Al Pacino received his fifth Oscar nomination for portraying lawyer Arthur Kirkland in ...And Justice For All.

...And Justice for All is a very stupid movie, which hammers in its point very heavily with a blunt point. It strangely wants to be a serious court room drama but with wacky court room antics, and a wacky suicidal judge, now wacky and suicidal usually do not go together except in maybe crazy comedies, but they do in this movie. Now the movie is definitely stupid, but I will admit I sort of enjoyed it, despite many one dimensional characters, constant cliches, and its serious tonal problems.

Al Pacino plays a real crusading lawyer one that might just be a super lawyer. He cares about the real justice, the search for truth for everyone. He does not like miscarriages of justice, he does not like mistreatment of prisoners, he does not like mean judges to the point of punching them, and he does not like moral law commissions which do not go after the real problems within the system. Pacino actually is fine even if his character is really written in a very unspectacular fashion at the beginning of the film.

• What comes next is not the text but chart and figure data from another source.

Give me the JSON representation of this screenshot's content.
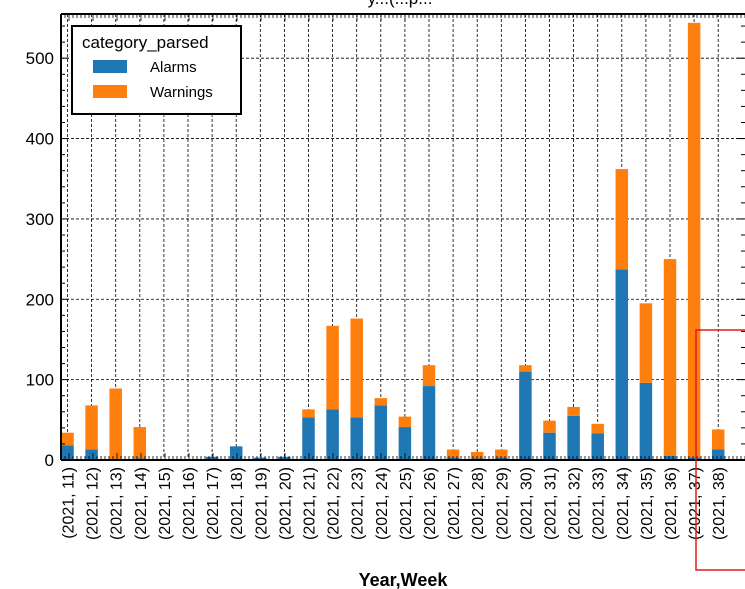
{
  "chart_data": {
    "type": "bar",
    "stacked": true,
    "title": "y...(...p...",
    "xlabel": "Year,Week",
    "ylabel": "",
    "ylim": [
      0,
      555
    ],
    "yticks": [
      0,
      100,
      200,
      300,
      400,
      500
    ],
    "grid": true,
    "legend": {
      "title": "category_parsed",
      "placement": "top-left"
    },
    "categories": [
      "(2021, 11)",
      "(2021, 12)",
      "(2021, 13)",
      "(2021, 14)",
      "(2021, 15)",
      "(2021, 16)",
      "(2021, 17)",
      "(2021, 18)",
      "(2021, 19)",
      "(2021, 20)",
      "(2021, 21)",
      "(2021, 22)",
      "(2021, 23)",
      "(2021, 24)",
      "(2021, 25)",
      "(2021, 26)",
      "(2021, 27)",
      "(2021, 28)",
      "(2021, 29)",
      "(2021, 30)",
      "(2021, 31)",
      "(2021, 32)",
      "(2021, 33)",
      "(2021, 34)",
      "(2021, 35)",
      "(2021, 36)",
      "(2021, 37)",
      "(2021, 38)"
    ],
    "series": [
      {
        "name": "Alarms",
        "color": "#1f77b4",
        "values": [
          18,
          13,
          0,
          2,
          0,
          0,
          4,
          17,
          3,
          4,
          53,
          63,
          53,
          68,
          41,
          92,
          3,
          2,
          3,
          110,
          34,
          55,
          33,
          237,
          96,
          5,
          3,
          13
        ]
      },
      {
        "name": "Warnings",
        "color": "#ff7f0e",
        "values": [
          16,
          55,
          89,
          39,
          0,
          0,
          0,
          0,
          0,
          0,
          10,
          104,
          123,
          9,
          13,
          26,
          10,
          8,
          10,
          8,
          15,
          11,
          12,
          125,
          99,
          245,
          541,
          25
        ]
      }
    ],
    "annotation": {
      "type": "highlight-box",
      "color": "#e31a1c",
      "covers": [
        "(2021, 37)",
        "(2021, 38)"
      ]
    }
  }
}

Pacino has his work cut out for him to not make his character seem like a really pretentious jerk Well Pacino can't stop him from being still far too pretentious, but he makes him somewhat likable pretentious guy.

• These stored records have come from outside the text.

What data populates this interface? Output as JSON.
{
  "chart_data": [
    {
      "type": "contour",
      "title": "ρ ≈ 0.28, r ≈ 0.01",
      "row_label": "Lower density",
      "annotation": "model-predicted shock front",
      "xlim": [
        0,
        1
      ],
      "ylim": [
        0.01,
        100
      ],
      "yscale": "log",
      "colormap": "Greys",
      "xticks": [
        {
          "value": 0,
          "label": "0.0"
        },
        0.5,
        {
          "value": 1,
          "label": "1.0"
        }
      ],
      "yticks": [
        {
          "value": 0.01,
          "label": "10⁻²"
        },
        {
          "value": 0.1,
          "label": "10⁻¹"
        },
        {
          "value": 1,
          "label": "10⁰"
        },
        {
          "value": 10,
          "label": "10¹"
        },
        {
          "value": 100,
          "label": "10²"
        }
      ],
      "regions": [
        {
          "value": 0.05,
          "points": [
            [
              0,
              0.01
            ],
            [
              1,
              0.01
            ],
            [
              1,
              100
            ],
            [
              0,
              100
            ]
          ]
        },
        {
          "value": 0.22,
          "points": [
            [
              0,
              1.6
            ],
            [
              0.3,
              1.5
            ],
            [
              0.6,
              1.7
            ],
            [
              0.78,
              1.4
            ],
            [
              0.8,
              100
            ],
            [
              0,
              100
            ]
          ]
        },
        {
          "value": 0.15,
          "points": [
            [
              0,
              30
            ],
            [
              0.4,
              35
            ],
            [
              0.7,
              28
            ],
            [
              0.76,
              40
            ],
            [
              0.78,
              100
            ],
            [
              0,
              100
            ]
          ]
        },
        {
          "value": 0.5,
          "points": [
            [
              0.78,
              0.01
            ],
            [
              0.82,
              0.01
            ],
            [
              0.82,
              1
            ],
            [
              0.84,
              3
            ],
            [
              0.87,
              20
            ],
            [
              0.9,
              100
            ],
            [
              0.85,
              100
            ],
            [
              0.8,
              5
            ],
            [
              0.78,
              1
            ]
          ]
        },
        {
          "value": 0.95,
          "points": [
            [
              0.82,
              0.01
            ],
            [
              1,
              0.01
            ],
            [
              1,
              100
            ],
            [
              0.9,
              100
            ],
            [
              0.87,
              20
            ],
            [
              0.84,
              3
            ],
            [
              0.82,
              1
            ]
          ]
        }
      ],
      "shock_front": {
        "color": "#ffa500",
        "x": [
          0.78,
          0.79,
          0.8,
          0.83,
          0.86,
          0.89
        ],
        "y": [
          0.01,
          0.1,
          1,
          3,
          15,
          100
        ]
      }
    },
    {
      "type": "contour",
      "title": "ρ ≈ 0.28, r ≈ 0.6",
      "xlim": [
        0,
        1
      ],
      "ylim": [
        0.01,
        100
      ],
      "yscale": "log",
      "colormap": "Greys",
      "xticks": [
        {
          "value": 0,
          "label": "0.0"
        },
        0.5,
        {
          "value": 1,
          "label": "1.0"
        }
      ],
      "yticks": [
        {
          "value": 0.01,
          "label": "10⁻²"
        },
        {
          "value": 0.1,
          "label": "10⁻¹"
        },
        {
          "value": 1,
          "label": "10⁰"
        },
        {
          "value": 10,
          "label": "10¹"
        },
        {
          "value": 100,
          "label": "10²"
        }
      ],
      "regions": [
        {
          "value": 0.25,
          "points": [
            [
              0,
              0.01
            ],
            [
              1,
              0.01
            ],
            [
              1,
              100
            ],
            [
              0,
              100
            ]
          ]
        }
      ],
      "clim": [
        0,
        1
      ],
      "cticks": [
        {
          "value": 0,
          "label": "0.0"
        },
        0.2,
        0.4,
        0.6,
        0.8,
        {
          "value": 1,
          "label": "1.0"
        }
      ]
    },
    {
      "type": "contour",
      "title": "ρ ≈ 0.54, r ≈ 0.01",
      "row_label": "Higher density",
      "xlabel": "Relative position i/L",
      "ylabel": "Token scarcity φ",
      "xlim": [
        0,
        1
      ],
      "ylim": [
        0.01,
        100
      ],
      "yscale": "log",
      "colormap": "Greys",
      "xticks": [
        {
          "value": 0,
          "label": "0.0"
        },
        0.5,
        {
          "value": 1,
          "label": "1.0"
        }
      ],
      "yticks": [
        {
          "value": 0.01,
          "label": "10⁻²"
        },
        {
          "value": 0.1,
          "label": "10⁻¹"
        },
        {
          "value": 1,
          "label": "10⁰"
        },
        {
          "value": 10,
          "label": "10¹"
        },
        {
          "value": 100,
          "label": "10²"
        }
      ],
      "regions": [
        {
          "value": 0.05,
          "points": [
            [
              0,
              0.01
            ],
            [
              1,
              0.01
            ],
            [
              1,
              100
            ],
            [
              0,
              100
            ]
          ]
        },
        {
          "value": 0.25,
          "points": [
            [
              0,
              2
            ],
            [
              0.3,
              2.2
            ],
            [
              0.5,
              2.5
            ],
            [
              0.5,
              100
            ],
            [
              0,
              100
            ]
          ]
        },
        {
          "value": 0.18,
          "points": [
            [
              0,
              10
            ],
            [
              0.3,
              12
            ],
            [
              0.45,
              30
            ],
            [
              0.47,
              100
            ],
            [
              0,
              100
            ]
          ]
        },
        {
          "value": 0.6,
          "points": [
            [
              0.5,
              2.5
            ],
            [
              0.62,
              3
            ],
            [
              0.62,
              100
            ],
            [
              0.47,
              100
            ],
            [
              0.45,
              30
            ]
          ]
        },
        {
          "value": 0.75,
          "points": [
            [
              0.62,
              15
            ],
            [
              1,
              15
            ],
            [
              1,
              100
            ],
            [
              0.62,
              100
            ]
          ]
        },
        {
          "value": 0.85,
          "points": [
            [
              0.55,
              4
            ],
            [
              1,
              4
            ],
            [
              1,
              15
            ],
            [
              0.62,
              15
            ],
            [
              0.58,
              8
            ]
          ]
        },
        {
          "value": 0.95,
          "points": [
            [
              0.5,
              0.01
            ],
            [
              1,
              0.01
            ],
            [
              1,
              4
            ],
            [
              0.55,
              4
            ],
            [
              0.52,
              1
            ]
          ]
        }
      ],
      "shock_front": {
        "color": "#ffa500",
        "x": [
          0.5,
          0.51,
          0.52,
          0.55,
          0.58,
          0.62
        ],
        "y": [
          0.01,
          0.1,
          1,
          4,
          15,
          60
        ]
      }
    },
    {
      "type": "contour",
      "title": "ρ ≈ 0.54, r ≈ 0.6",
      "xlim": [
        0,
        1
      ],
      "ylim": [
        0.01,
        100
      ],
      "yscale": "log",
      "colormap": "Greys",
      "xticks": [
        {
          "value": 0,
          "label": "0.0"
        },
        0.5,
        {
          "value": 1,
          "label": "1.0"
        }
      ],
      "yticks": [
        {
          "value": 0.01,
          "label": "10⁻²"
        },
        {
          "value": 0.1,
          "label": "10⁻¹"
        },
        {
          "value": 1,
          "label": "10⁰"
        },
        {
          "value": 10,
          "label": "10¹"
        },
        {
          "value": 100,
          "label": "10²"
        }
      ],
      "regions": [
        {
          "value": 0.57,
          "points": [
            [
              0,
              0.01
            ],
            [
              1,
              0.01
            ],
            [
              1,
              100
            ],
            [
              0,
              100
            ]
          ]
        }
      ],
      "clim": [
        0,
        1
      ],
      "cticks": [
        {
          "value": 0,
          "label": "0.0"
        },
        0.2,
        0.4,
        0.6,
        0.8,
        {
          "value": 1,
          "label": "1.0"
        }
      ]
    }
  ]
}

Pacino is fine with his dealings of the wacky court dealings in the first half of the film, from his comedic law partner, to freaking out on a helicopter ride with the suicidal judge (Jack Warden), to romancing a woman on that law commission he dislikes so much. All of the court dealings, and the romance especially are contrived in someway, but Pacino does do a fine job in keeping at least some sort of reality no matter how unrealistic some of the scenes can be. Pacino is never really amazing here, but it is interesting to see Pacino be able to do more of a star leading man performance which a little unusual for Pacino especially portraying such just a super guy like Arthur Kirkland.

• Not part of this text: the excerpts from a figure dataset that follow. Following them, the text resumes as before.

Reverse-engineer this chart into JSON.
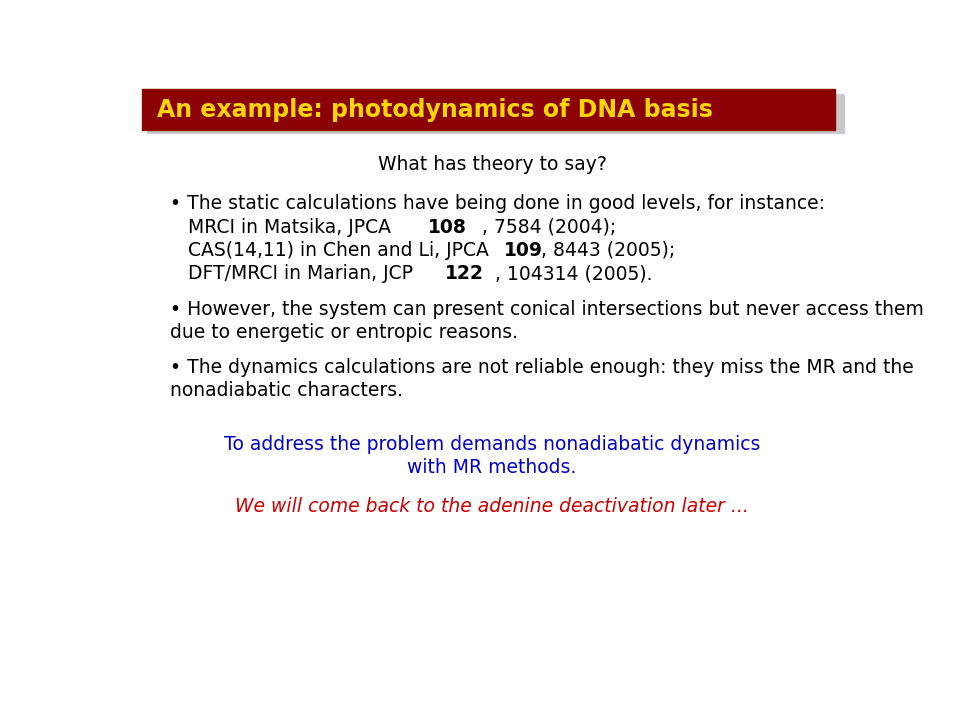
{
  "title": "An example: photodynamics of DNA basis",
  "title_color": "#FFD700",
  "title_bg_color": "#8B0000",
  "bg_color": "#FFFFFF",
  "subtitle": "What has theory to say?",
  "subtitle_color": "#000000",
  "bullet1_line1": "• The static calculations have being done in good levels, for instance:",
  "bullet1_line2_pre": "   MRCI in Matsika, JPCA ",
  "bullet1_line2_bold": "108",
  "bullet1_line2_post": ", 7584 (2004);",
  "bullet1_line3_pre": "   CAS(14,11) in Chen and Li, JPCA ",
  "bullet1_line3_bold": "109",
  "bullet1_line3_post": ", 8443 (2005);",
  "bullet1_line4_pre": "   DFT/MRCI in Marian, JCP ",
  "bullet1_line4_bold": "122",
  "bullet1_line4_post": ", 104314 (2005).",
  "bullet2_line1": "• However, the system can present conical intersections but never access them",
  "bullet2_line2": "due to energetic or entropic reasons.",
  "bullet3_line1": "• The dynamics calculations are not reliable enough: they miss the MR and the",
  "bullet3_line2": "nonadiabatic characters.",
  "centered_text1": "To address the problem demands nonadiabatic dynamics",
  "centered_text2": "with MR methods.",
  "centered_color": "#0000CD",
  "italic_text": "We will come back to the adenine deactivation later ...",
  "italic_color": "#CC0000",
  "body_color": "#000000",
  "font_size": 13.5,
  "title_font_size": 17
}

The second half of the film just about everything that could go wrong for Arthur does go wrong for him. The film really lets Pacino's character have it here, ruining basically everything he is trying to do, and trying to ruin the character's whole career. Pacino is good as he slowly becomes more and more stressed out, due to everything basically crumbling around him, he shows his character's passion and sadness well, and I gotta say his pretentiousness really started to be less annoying closer to the end. Anyways the film sort of haphazardly leads to a big dramatic opening statement by Pacino. Pacino delivers the big scene incredibly well, and makes it a satisfying ending, even if it is a stupidly written one. Overall Pacino gives a good performance in a dumb movie.

2 comments:

Fritz said...

I haven't seen this one yet but Pacino in the 70s is almost always great.

dinasztie said...

Pacino is always great, though I barely remember this one.